Using PacBio IsoSeq Pipelines#
Warning
In this mode, truncate_ratio_5p
and truncate_ratio_3p
cannot be effective.
CCS reads generated by pbsim3
can be used in officially supported PacBio IsoSeq pipelines. To finish this tutorial, you need to install PacBio SMRTLink or its community version (recommended). The version of Dependencies:
Software |
Version |
---|---|
pbmerge |
3.0.0 (commit v3.0.0) |
pbindex |
3.0.0 (commit v3.0.0) |
1.16.1 |
|
6.0.0 (commit v6.0.0-2-gf165cc26) |
|
1.10.0 (commit v1.10.0) |
|
3.8.2 (commit v3.8.2) |
Generation of CCS reads. We would use PacBio Sequel for example.
python -m yasim pbsim3 \
-m SEQUEL \
-M errhmm \
-F chrm_trans.fa.d \
-d isoform_low_depth.tsv \
-o chrm_ccs_isoseq \
-j 40 \
--ccs_pass 10 \
--preserve_intermediate_files
Warning
By default, intermediate files like CCS BAM will be removed in YASIM PBSIM3 workflow to save space. However, this is not wanted when using IsoSeq3 pipeline. You need to use --preserve_intermediate_files
to disable this behaviour.
Merge all small CCS BAMs into single CCS BAM.

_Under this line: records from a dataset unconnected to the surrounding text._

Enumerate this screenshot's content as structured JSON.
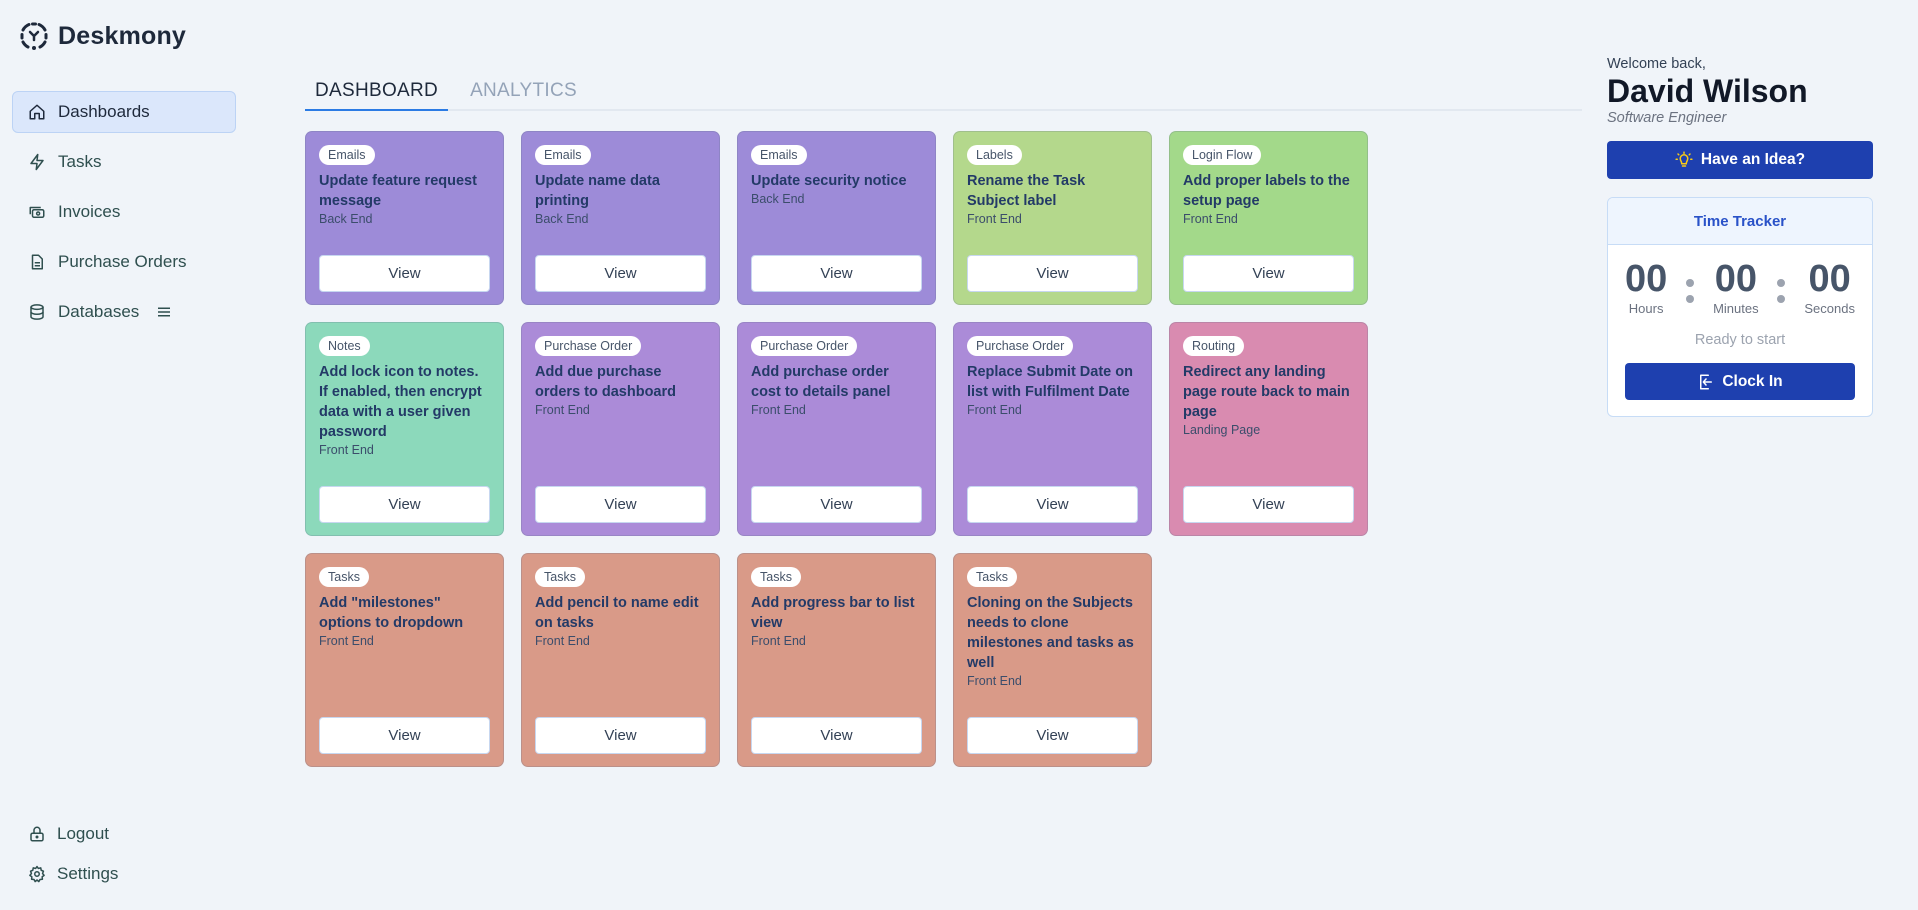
{
  "app": {
    "name": "Deskmony"
  },
  "sidebar": {
    "items": [
      {
        "label": "Dashboards",
        "icon": "home-icon",
        "active": true
      },
      {
        "label": "Tasks",
        "icon": "lightning-icon",
        "active": false
      },
      {
        "label": "Invoices",
        "icon": "cash-icon",
        "active": false
      },
      {
        "label": "Purchase Orders",
        "icon": "document-icon",
        "active": false
      },
      {
        "label": "Databases",
        "icon": "database-icon",
        "active": false,
        "extra_icon": "menu-icon"
      }
    ],
    "bottom": [
      {
        "label": "Logout",
        "icon": "lock-icon"
      },
      {
        "label": "Settings",
        "icon": "gear-icon"
      }
    ]
  },
  "tabs": [
    {
      "label": "DASHBOARD",
      "active": true
    },
    {
      "label": "ANALYTICS",
      "active": false
    }
  ],
  "colors": {
    "emails": "#9d8bd8",
    "labels": "#b4d88c",
    "login_flow": "#a3d98a",
    "notes": "#8cd9bb",
    "purchase_order": "#ab8bd8",
    "routing": "#d98bb0",
    "tasks": "#d99a88",
    "primary": "#1e40af",
    "tab_accent": "#2b7be4"
  },
  "cards": [
    {
      "tag": "Emails",
      "title": "Update feature request message",
      "subtitle": "Back End",
      "color_key": "emails",
      "button": "View"
    },
    {
      "tag": "Emails",
      "title": "Update name data printing",
      "subtitle": "Back End",
      "color_key": "emails",
      "button": "View"
    },
    {
      "tag": "Emails",
      "title": "Update security notice",
      "subtitle": "Back End",
      "color_key": "emails",
      "button": "View"
    },
    {
      "tag": "Labels",
      "title": "Rename the Task Subject label",
      "subtitle": "Front End",
      "color_key": "labels",
      "button": "View"
    },
    {
      "tag": "Login Flow",
      "title": "Add proper labels to the setup page",
      "subtitle": "Front End",
      "color_key": "login_flow",
      "button": "View"
    },
    {
      "tag": "Notes",
      "title": "Add lock icon to notes. If enabled, then encrypt data with a user given password",
      "subtitle": "Front End",
      "color_key": "notes",
      "button": "View"
    },
    {
      "tag": "Purchase Order",
      "title": "Add due purchase orders to dashboard",
      "subtitle": "Front End",
      "color_key": "purchase_order",
      "button": "View"
    },
    {
      "tag": "Purchase Order",
      "title": "Add purchase order cost to details panel",
      "subtitle": "Front End",
      "color_key": "purchase_order",
      "button": "View"
    },
    {
      "tag": "Purchase Order",
      "title": "Replace Submit Date on list with Fulfilment Date",
      "subtitle": "Front End",
      "color_key": "purchase_order",
      "button": "View"
    },
    {
      "tag": "Routing",
      "title": "Redirect any landing page route back to main page",
      "subtitle": "Landing Page",
      "color_key": "routing",
      "button": "View"
    },
    {
      "tag": "Tasks",
      "title": "Add \"milestones\" options to dropdown",
      "subtitle": "Front End",
      "color_key": "tasks",
      "button": "View"
    },
    {
      "tag": "Tasks",
      "title": "Add pencil to name edit on tasks",
      "subtitle": "Front End",
      "color_key": "tasks",
      "button": "View"
    },
    {
      "tag": "Tasks",
      "title": "Add progress bar to list view",
      "subtitle": "Front End",
      "color_key": "tasks",
      "button": "View"
    },
    {
      "tag": "Tasks",
      "title": "Cloning on the Subjects needs to clone milestones and tasks as well",
      "subtitle": "Front End",
      "color_key": "tasks",
      "button": "View"
    }
  ],
  "user": {
    "greeting": "Welcome back,",
    "name": "David Wilson",
    "role": "Software Engineer"
  },
  "idea_button": {
    "label": "Have an Idea?",
    "icon": "lightbulb-icon"
  },
  "time_tracker": {
    "title": "Time Tracker",
    "hours": "00",
    "minutes": "00",
    "seconds": "00",
    "hours_label": "Hours",
    "minutes_label": "Minutes",
    "seconds_label": "Seconds",
    "status": "Ready to start",
    "button": "Clock In",
    "button_icon": "login-icon"
  }
}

python -m yasim_scripts merge_pbccs \
--out chrm_ccs_isoseq.ccs.bam \
--input_bam_glob 'chrm_ccs_isoseq.d/*/tmp*.ccs.bam'
pbindex chrm_ccs_isoseq.ccs.bam
Now the file chrm_ccs_isoseq.ccs.bam
should be considered a HiFi BAM without adapters, primers, etc. So it is clear that Limma and IsoSeq polish will not be needed. Then you can use the standard PacBio IsoSeq pipeline. For example:
# Cluster reads from the same molecule
isoseq3 cluster \
chrm_ccs_isoseq.ccs.bam \
chrm_ccs_isoseq.transcripts.xml \
--log-level INFO \
--num-threads 40
# Align clustered reads to the reference genome
pbmm2 align \
--preset ISOSEQ \
--sort \
--log-level INFO \
chrm_ccs_isoseq.transcripts.xml.hq.bam \
chrM.fa \
chrm_ccs_isoseq.aln.bam
# Collapse aligned reads to GFF
isoseq3 collapse \
--do-not-collapse-extra-5exons \
--log-level INFO \
chrm_ccs_isoseq.aln.bam \
chrm_ccs_isoseq.ccs.bam \
chrm_ccs_isoseq.collapse.gff
The generated annotation file would be available at chrm_ccs_isoseq.collapse.gff
. You are free to use GffCompare, SQANTI3 or Pigeon for further analysis.